Another way to do it is visitor dispersion—a great passion of mine—which is to get people interested in visiting places other than the highlights. France welcomes 80 million tourists a year, compared to Thailand’s 30 million. Yet Thailand is seen as touristy and France isn’t, because France makes sure every province has an attraction and spreads visitors across the country.

The whole industry is kind of lazy. We would love to bring our clients to northeastern Thailand, where there are fewer tourists, more authentic experiences, and it’ll be cheaper. But destination building, making people aware of new destinations, is difficult so it’s easier to sell popular destinations like Chiang Mai or Phuket and be done with it.

Khiri Travel is a tour operator and core to your business. But it’s complex and works with many vendors every day. How do you move your supply chain along with you when it comes to sustainability, whether it’s getting certified or to use renewable energy?

You named it: certification. It’s an important step that’s in its starting phase in the travel industry. We’re Travelife-certified, and if you’re going to be sustainability certified, you need to take care of your supply chain. So it becomes a bit of carrot-and-stick situation with suppliers.

I say to suppliers, listen, you have to shape up otherwise between two equals we will work with the company that is certified or has sustainability practices in place. If suppliers stand to get business from it, they will do it.

Yaana Ventures chief executive officer, Willem Niemeijer. Image: Yaana Ventures

The carrot is if sustainability saves them money, or allows them to get new clients or charge more. We’re doing this with vendors on the issue of plastic water bottles, by using refillables with our clients and getting restaurants, hotels and other sites to become refill stations.
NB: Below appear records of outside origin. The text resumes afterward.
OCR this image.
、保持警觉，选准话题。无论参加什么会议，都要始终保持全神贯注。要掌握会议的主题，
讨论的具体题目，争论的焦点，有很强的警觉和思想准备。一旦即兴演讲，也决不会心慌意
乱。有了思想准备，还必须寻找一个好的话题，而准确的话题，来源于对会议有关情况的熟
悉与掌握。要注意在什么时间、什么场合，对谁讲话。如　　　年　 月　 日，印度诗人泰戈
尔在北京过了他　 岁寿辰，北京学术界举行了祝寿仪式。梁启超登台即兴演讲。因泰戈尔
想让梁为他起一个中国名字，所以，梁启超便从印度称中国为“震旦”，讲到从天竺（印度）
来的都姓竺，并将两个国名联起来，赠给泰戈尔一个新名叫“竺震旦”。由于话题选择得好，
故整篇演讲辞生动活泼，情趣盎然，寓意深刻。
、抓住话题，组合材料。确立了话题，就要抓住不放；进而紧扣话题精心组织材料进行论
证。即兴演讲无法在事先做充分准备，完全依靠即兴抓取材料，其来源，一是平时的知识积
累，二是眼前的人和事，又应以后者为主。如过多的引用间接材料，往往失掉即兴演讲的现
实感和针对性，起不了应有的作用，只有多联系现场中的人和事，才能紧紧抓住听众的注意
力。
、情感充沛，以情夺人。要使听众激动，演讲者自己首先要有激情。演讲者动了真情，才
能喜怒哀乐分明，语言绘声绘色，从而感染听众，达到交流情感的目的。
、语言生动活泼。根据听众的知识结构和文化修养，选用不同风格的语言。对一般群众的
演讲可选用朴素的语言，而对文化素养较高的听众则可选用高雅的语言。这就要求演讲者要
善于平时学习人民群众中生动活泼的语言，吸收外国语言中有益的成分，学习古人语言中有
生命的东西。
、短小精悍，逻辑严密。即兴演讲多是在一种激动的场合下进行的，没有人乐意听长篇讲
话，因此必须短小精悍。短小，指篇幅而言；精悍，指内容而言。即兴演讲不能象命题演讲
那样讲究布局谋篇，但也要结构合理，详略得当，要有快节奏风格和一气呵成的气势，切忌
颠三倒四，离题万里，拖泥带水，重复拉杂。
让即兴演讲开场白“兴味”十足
Why run a refill station? Because you’ll get travellers that want to refill their bottles in your shop and restaurant. And you can charge for it, it doesn’t have to be free. We’re doing this in Siem Reap, Bali, and Vietnam.

It’s a matter of time and raising awareness with your travellers. When they arrive in a hotel and see they have refillable bottles instead of plastic ones, the next day when they get picked up they’re more likely to say “Why do we have plastic bottles in the car?” So slowly we can build people’s consciousness.

Most of your customers come from Europe or the United States, where there’s more awareness of sustainability, so you’ve benefited from having a story to tell. But surely that wouldn’t work for Asian travellers, who are more concerned about price?

Awareness is definitely higher among Western European and Northern American markets, but I don’t think price comes into play that much. Western European markets are even more price conscious than mainland Chinese, who are more worried about capacity and if you can handle their charter flights and large groups.

Tourists try betel nut chewing in a rural village. Image: Yaan Ventures

That said, there’s a huge leapfrogging movement when it comes to sustainability in China, where they’re going from fossil fuel-powered transport to electric vehicles much quicker than in the West. So I think that will change pretty fast.

But it’s a moot point where your visitors come from, because for places like Thailand and Vietnam, it’s about the survival of the destination. If you have beaches full of plastic, you’re not going to be an attractive destination for long. You’ve got to do something regardless of who is visiting, otherwise they don’t even come.

It is a sustainability issue, not in the sense of being green but in order to sustain your business and make sure you’re still around in 10 years’ time.